PrecisionLife partners with Metrodora Institute to offer new hope for long COVID sufferers
The partners will first develop and validate genotypic diagnostics that provide clinicians with an accurate view of a patient’s risk of disease.
Then, using the molecular profile of their underlying disease mechanisms, they will report back prescribing decisions and drug discovery opportunities to improve patient outcomes.
Last year, PrecisionLife released the results of its long COVID study, revealing that there are genetic risk factors for the disease. The company said this analysis 'opens the door' for new precision diagnostic and therapeutic approaches to treating the condition, which affects over 100 million people globally.
“In Metrodora we have a partner that is focused on the diagnosis and treatment of some of the most challenging and intractable diseases,” said Steve Gardner, CEO of PrecisionLife.
“With our combined disease insights, patient support and clinical expertise, we're building a powerful engine that will transform the rate at which both new diagnostics and effective therapies can be clinically validated and provided to patient communities that are massively underserved – improving health for millions of people.”
According to both companies, the partnership builds on PrecisionLife’s insights into the mechanisms driving over 50 complex diseases and Metrodora’s deep clinical and research expertise.

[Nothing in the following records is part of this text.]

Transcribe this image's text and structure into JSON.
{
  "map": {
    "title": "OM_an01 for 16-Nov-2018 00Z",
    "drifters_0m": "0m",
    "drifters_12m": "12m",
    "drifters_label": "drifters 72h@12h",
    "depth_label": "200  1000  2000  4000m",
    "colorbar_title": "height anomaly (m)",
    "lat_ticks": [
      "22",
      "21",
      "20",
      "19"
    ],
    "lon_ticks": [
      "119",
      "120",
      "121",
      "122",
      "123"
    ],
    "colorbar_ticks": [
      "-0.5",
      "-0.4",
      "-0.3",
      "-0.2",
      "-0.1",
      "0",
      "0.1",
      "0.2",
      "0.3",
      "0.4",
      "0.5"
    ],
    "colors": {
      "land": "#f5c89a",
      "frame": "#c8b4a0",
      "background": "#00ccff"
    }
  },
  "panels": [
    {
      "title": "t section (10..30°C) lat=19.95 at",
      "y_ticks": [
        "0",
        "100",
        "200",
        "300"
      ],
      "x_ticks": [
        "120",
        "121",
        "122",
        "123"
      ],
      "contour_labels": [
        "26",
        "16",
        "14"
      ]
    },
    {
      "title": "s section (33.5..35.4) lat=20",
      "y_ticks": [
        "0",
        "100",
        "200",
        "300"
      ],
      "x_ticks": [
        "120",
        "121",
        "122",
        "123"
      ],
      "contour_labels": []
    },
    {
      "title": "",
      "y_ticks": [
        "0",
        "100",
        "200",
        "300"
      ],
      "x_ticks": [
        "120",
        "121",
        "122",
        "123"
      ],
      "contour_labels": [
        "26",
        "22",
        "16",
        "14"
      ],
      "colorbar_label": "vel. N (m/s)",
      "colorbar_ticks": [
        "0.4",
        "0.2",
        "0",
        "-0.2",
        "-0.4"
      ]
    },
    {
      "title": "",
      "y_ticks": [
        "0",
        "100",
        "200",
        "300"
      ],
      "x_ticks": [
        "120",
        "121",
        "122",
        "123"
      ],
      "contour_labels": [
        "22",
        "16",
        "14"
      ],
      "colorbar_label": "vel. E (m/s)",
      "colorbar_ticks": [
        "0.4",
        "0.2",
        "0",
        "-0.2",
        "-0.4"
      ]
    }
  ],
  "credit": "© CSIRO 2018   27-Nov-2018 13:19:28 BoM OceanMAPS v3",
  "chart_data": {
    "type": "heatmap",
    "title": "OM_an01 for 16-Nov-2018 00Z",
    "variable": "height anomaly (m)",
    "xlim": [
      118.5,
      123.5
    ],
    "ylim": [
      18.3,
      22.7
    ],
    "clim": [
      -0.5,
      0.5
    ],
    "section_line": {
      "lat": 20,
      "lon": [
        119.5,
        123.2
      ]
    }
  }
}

The collaboration aims to address a broad range of chronic, complex conditions, offering hope to communities of patients who have been underserved until now.
The first products developed will be in long COVID and ME/CFS building on PrecisionLife’s recent studies.
“We’ve gone far too long without providing clinicians and patients with an informative readout of the biological drivers associated with these conditions. Moving with unprecedented speed and scale, we will work to rapidly establish this new class of genotypic diagnostic tools paired with targeted clinical trials at Metrodora,” commented Rohit Gupta, chief scientific officer at Metrodora.
The collaboration will also extend to the identification of drug repurposing candidates associated with disease modifying mechanisms and accelerate the approval of new personalized treatments.
“PrecisionLife's unrivaled understanding of the mechanistic causes of disease enables us to better diagnose individual patients and specify which therapies are most likely to be effective in treating them. Working together we're committed to reimagining treatment for patients with complex neuroimmune axis disorders,” added John Wirthlin, CEO of Metrodora Institute.